«¡Alégrate mucho, hija de Sión! ¡Grita de júbilo, hija de Jerusalén! Mira que tu Rey viene hacia ti; él es justo y victorioso, es humilde y está montado sobre un asno, sobre la cría de un asna.»
Zac 9,9
Dios todopoderoso y eterno, tú mostraste a los hombres el ejemplo de humildad de nuestro Salvador, que se encarnó y murió en la cruz; concédenos recibir las enseñanzas de su Pasión, para poder participar un día de su gloriosa resurrección. (Oración de la liturgia del Domingo de Ramos).
Cristo: ejemplo de humildad.
En el lenguaje cotidiano, la palabra “humildad” parece ser casi sinónimo de pobreza. Un humilde es alguien que carece de bienes.

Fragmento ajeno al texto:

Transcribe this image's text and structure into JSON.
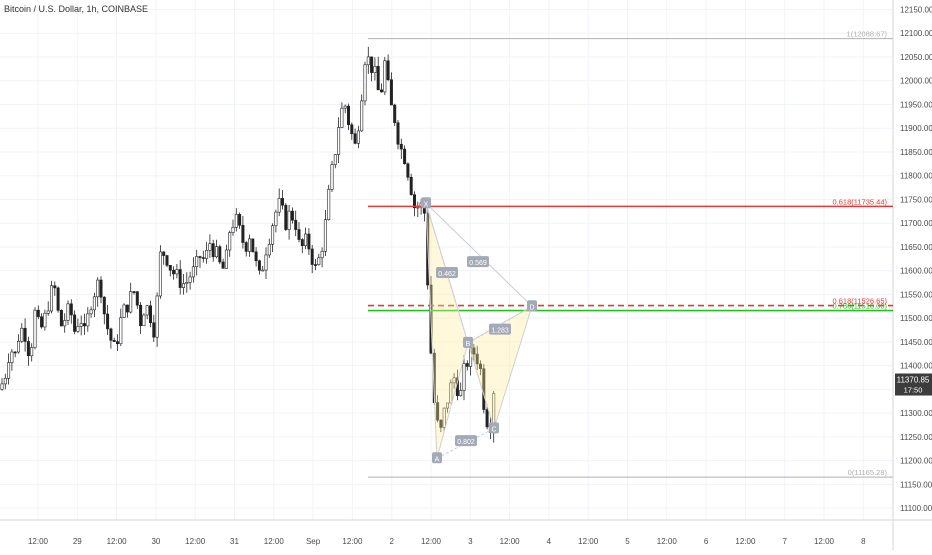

En la oración que comentamos tiene otro sentido. Abreva en la gran tradición espiritual del cristianismo que se nutre, a su vez, de la experiencia de Dios que narran las Escrituras.
Humilde es el pobre de espíritu, que se sabe en las manos de Dios. Es, por eso, profundamente libre, abierto a esa sorpresa permanente que es la vida, porque «Sorpresa» es casi un nombre de Dios.
Donde crece la humildad florece la libertad y la entrega generosa, no el apocamiento, el temor o el complejo.
Jesús lo afirma de modo explícito: Dios les escapa a los soberbios y pagados de sí. Se da a conocer, en cambio, a los humildes de corazón.
En este sentido fuerte, “el humilde” por antonomasia es Jesús. Así precisamente lo contemplamos en Semana Santa.
Así lo vemos este Domingo de Ramos: aclamado por la multitud y, a poco andar, humillado y escarnecido. Sin embargo, en una y otra situación: majestuosamente libre. En la cruz lo dirá con sus últimas palabras que son también una oración: “En tus manos, Padre, encomiendo mi vida”.
En el humilde despojo de su pasión y cruz, resplandece con más fuerza la luz de Dios de la que es portador Jesús: el amor como el verdadero poder que redime al mundo. El amor humilde que no busca dominar ni imponer, sino hacer crecer la vida.
Las celebraciones pascuales nos introducen en esa escuela de vida.
Les deseo, de corazón, una Semana Santa con Jesús.